Effects of Atorvastatin on Endothelium-Dependent Relaxation
In vessels from SHRs, endothelial alterations were prevented by treatment with atorvastatin. In particular, the relaxation to ACh was preserved (Emax: 97.8±1.1%), and it was no longer affected by SC-560 (Emax: 98.5±1.3%), SQ-29548 (Emax: 98.1±1.1%), or Dup-697 (Figure 2D). Moreover, both ascorbic acid (Emax: 98.3±0.5%) and apocynin failed to modify the relaxation to ACh, and the inhibitory effect of L-NAME was restored (ACh plus L-NAME, inhibition: –41.1±1.2%, Figure 2D).
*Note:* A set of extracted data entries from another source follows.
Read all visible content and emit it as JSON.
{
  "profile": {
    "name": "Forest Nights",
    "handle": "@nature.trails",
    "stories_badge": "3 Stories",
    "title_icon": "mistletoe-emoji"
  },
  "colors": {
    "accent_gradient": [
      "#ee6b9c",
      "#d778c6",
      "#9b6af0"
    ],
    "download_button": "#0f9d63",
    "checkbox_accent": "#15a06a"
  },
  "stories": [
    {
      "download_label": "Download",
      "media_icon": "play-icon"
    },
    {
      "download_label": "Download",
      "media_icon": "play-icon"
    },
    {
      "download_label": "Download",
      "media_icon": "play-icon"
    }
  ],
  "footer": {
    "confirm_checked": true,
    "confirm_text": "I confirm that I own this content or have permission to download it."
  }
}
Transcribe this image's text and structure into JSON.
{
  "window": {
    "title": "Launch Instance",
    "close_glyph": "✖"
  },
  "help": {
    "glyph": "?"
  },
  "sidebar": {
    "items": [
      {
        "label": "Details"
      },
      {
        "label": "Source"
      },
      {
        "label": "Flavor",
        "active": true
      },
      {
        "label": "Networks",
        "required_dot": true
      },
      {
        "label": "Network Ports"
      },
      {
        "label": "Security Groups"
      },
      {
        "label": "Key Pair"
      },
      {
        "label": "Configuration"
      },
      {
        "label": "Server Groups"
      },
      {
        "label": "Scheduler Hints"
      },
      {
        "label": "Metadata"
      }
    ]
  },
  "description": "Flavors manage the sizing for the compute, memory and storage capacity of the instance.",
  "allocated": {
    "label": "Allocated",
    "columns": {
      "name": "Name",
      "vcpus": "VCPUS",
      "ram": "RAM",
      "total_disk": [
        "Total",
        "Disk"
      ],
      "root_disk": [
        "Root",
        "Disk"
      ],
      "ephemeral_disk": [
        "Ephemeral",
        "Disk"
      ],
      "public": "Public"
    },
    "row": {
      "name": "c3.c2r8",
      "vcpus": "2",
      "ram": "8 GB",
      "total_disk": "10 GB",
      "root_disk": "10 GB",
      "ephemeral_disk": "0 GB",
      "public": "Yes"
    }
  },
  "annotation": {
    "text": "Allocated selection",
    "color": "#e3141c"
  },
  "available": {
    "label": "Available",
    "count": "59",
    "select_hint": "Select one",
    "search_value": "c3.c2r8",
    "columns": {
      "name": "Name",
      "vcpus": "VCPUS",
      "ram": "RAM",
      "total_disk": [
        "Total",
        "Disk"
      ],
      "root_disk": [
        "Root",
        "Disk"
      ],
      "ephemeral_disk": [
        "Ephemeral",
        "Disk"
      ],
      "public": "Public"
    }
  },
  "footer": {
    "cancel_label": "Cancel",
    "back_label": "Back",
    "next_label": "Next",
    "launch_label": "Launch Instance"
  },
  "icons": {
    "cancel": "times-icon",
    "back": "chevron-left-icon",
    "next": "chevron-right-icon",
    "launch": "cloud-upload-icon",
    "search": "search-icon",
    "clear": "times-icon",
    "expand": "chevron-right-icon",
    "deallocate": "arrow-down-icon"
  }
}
Vessels from atorvastatin-treated WKYs responded to ACh in a similar way to untreated controls (ACh, Emax: 97.5±0.3%; ACh plus Dup-697, 96.2±0.7%; ACh plus ascorbic acid, 96.8±0.5%; ACh plus L-NAME, 58.1±0.7%; inhibition: –39.4±0.9%). Relaxations to sodium nitroprusside were similar in WKYs and SHRs (Emax: 97.4±0.6% and 98.0±0.8%, respectively), and they were not modified by atorvastatin (WKY: 98.1±1.1%; SHR: 97.9±1.4%).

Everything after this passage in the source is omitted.